今回の劇的な業績拡大の主要因は、世界的なAI投資ブームに伴う高帯域幅メモリーなどの需要急拡大と、それに伴う供給不足による歴史的な価格高騰です。サムスン電子は、2023年から2025年までの3年間の営業利益合計(82兆9千億ウォン)をわずか1四半期で超える規模の利益を叩き出したことになり、まさに半導体市場のスーパーサイクルがもたらした異次元の急成長を体現しています。
記録的決算の裏で市場は急落、ピークアウト懸念と今後の展望
しかし、このような歴史的決算が発表された当日、韓国株式市場の反応は全く正反対でした。サムスン電子の株価は前営業日比で6.92%急落し、1株あたり29万6千ウォンで取引を終え、同業大手のSKハイニックスも6.06%安の220万1千ウォンとなりました。この半導体ツートップの株価急落が引き金となり、同日の韓国総合株価指数(KOSPI)は8%以上も急落しました。その影響で韓国市場は大きく揺れ、相場の急激な変動に歯止めをかけるための保護措置である「サーキットブレーカー」や「売りサイドカー」が相次いで発動されるという、波乱の展開に見舞われました。

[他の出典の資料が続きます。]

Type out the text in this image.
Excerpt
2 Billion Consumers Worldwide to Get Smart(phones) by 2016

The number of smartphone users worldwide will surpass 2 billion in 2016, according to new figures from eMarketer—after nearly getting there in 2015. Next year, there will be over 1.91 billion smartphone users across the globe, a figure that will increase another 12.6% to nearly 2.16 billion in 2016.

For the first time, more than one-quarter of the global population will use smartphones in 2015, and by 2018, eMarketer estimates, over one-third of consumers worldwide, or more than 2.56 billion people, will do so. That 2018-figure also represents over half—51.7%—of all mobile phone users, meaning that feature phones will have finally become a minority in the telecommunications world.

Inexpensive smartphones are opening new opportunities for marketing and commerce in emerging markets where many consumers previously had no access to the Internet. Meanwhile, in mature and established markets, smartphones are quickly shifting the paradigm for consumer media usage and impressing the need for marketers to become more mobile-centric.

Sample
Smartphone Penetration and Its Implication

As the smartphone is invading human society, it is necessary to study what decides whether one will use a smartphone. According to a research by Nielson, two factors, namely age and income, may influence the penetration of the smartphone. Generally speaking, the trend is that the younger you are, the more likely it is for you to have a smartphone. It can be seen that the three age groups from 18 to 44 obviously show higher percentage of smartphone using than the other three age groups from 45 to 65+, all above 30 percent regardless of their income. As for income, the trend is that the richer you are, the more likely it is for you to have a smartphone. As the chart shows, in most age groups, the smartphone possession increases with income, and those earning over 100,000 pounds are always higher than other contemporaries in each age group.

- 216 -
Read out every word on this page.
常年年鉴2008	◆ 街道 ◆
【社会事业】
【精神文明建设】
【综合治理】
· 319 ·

証券アナリストによると、この株価下落は、メモリー半導体関連株のこれまでの上昇に伴う利益確定売りが集中したためと分析されています。さらに、企業の利益がすでに頂点に達し、今後は下落に転じるのではないかという「ピークアウト」への強い懸念が市場心理を冷やしたことも要因です。今後の展開としては、7月末に予定される米国のビッグテック企業の決算発表が、半導体株の将来を左右する重要な転換点になると注目されています。